若以百年前的眼光看,九门之中偏离正道的就有三门,绝生门奉行杀戮、修行魔道,酩酊天成日里醉合欢,幽冥境鬼道冥冥、驱役鬼魂……怎么看都不太正派。
但三百年前,九门合力退敌,浴血奋战后,十二州便一派和谐,欣欣向荣。九门之间也签定合约,要和平,要发展,此乃大势所趋,任谁也无力阻拦。
何况,道法三千,不可计其数。但行己道,求一线生机,于修道之人算不得错。
而且,三百年来,三门不说改头换面,但也改变不少。
姜缓有时看灵玉上的论坛,便明显感觉时代是不同了。至少三百年前,没有人胆敢吐槽好好一个魔门之主怎么就跟脱缰的赤螭一样。更没人会发帖子说要过心魔劫了,求问去魔门渡劫的攻略。
不过,言路已开,也不是没有人暗自怀疑,心存偏见。
显然,春胥属于坚定的相信魔门就是幕后大BOSS设定的那一类人。
春胥坚定不移:“小的实话实说!”
魔主对平白一口黑锅没有多大意见,毕竟这也算他们魔门的排面嘛。真要说起来,近年十二州流传的话本里反派变成其他门派这件事还要让他更生气一点。
他们魔门当不得一个反派吗?
不过,此一事彼一事。
魔主稍微认真一点了,对姜缓说道:“要检查他身上是否有魔种十分简单,只要照一下问心镜就好了。”
他才不要被姜缓认作是没有品味的人。连这坨肥肉都能被看中种下魔种。
姜缓一听问心镜这个词,觉着熟悉。
一时想不起,指尖轻摇一下,他总不能现在调出记忆搜索关键词。
魔主一直有留神姜缓的表情,剑眉一皱发觉不对劲,原本刻意压低显得十分有质感的嗓音猛地上扬:“你不会忘了吧?”
这口吻颇有点气急败坏的味道。屋内众人暗自腹诽。
姜缓镇定:“忘什么了?”
这分明就是忘了!
魔主嘴角的似笑非笑瞬间消失,英俊如刀刻的面容毫无笑意。
“三百一十六年零九个月前,我送了你一面问心镜!”
姜缓:“……”
“魔门上宝,照尽人心。”魔主幽幽道。
姜缓:“……”
姜缓努力回忆中,魔主的表情愈来愈阴沉,背后的风又呼啸起来,连脚下赤螭也似感应到主人心絮狂躁不已。从影音上看,宛如天魔伏世。叫屋内众人不由提起心来。

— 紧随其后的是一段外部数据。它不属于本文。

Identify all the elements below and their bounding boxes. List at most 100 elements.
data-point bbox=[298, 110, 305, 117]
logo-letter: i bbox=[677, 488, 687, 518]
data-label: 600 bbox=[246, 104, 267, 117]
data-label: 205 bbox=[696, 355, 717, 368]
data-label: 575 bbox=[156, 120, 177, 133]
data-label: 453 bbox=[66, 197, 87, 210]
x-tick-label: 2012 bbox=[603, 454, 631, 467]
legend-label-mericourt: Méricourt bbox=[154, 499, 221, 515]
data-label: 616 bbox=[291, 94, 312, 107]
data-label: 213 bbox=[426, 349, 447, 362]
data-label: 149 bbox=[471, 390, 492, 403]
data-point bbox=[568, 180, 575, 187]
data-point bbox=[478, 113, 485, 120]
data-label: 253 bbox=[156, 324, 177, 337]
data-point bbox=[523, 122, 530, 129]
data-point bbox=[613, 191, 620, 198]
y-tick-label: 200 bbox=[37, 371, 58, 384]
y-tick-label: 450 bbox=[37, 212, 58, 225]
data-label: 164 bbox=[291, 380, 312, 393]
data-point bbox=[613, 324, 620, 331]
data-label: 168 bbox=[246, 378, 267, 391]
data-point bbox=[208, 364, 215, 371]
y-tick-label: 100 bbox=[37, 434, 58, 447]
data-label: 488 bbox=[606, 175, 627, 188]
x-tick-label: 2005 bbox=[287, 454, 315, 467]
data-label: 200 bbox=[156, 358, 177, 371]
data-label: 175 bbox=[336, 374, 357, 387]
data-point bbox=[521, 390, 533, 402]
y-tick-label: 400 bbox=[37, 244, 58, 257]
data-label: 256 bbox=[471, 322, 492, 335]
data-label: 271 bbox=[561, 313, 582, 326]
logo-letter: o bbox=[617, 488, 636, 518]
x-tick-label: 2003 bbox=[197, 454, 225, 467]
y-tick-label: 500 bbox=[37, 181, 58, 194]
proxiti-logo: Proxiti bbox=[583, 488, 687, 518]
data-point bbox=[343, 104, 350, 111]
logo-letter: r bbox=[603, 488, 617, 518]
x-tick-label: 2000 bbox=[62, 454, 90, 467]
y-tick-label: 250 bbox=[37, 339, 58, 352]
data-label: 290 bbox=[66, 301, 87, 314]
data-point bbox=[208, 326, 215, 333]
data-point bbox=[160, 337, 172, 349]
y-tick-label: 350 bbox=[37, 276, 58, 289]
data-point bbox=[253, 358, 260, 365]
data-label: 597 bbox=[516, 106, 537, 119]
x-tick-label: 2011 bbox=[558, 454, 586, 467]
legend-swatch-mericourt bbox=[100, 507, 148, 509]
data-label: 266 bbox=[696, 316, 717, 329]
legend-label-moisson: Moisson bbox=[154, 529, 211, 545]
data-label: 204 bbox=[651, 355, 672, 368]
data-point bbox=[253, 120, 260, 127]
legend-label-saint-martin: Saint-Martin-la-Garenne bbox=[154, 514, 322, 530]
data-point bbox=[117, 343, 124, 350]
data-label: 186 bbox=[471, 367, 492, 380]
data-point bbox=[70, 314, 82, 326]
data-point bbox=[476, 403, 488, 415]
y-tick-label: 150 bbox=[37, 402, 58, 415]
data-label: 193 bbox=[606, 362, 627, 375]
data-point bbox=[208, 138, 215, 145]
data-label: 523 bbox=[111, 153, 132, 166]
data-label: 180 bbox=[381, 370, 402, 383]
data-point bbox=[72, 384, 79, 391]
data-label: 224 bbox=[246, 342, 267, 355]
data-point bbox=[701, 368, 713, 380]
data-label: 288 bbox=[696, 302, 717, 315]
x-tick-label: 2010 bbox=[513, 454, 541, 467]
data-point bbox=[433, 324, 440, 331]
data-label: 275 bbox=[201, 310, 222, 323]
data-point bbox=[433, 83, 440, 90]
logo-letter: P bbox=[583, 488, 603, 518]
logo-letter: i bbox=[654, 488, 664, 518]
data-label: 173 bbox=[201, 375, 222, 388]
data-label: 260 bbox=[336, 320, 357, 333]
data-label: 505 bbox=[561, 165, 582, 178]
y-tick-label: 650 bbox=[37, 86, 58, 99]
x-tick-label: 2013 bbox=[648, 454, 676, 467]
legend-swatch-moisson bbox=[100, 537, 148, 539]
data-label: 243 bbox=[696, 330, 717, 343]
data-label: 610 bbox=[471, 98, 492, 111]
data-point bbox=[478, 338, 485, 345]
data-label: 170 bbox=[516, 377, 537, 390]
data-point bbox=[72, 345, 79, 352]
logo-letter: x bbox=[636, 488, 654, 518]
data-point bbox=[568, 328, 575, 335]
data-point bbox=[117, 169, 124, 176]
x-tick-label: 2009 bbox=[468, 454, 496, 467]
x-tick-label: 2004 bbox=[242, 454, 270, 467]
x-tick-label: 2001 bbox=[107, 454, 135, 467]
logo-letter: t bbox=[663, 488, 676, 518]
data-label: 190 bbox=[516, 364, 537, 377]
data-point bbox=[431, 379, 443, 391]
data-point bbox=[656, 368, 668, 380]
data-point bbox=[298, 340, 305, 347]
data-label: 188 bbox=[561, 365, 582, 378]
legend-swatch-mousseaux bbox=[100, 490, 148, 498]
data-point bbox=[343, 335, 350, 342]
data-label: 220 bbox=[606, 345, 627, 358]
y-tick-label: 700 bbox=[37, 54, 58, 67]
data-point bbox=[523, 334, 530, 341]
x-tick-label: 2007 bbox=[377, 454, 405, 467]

姜缓终于记起来一些,犹疑着开口,“就是……你建议我多照照镜子后强塞给我的那面镜子?”
魔主理直气壮:“没错啊!你就是该多照镜子,这绸带多丑啊。”
姜缓:“……”
姜缓心想他早该习惯这家伙说话的风格,冷静的开始翻找袖里乾坤。他应当是没有丢吧?
监牢内其余人也纷纷无语。
这话说的仿佛在挑衅,谁会当你真的是在送礼啊!墨先生居然还真收下了,果真是极好的脾气了。
唯有谢自然再次露出微笑,啊,魔主,没救了。真好。
最后问心镜的结果果然是春胥并没有身负魔种。
春胥呆住了,傻傻跪坐在地面上。
姜缓倒不意外这个结果,既然有了结果,立即准备和魔主说再见。
魔主不满:“用了就丢?”他声音里蕴藏深意,仿佛无尽危险。但在场已经没人信这个了。
姜缓淡然,“这镜子贵重,我送还与你吧。”
魔主轻哧:“不贵重。我还有一面。”
一对问心镜?
谢自然警惕的竖起耳朵。还有一面?敢情是一对,魔主好心机。他当即笑眯眯插嘴:“还是要送回去的,毕竟,哥又不像嚣门主,需要时常照镜子。”
魔主蹙眉,“你什么意思”
谢自然微笑:“没什么意思,叨扰已久,多谢魔主。”
说完,谢自然迅速关掉灵玉,神清气爽。却忽然察觉到姜缓正以一种奇异的眼神看他,瞬间一僵。
谢自然垂眸:“嗯……”找理由中。
姜缓欣慰脸:“小谢,你会怼人,实在是太好了。”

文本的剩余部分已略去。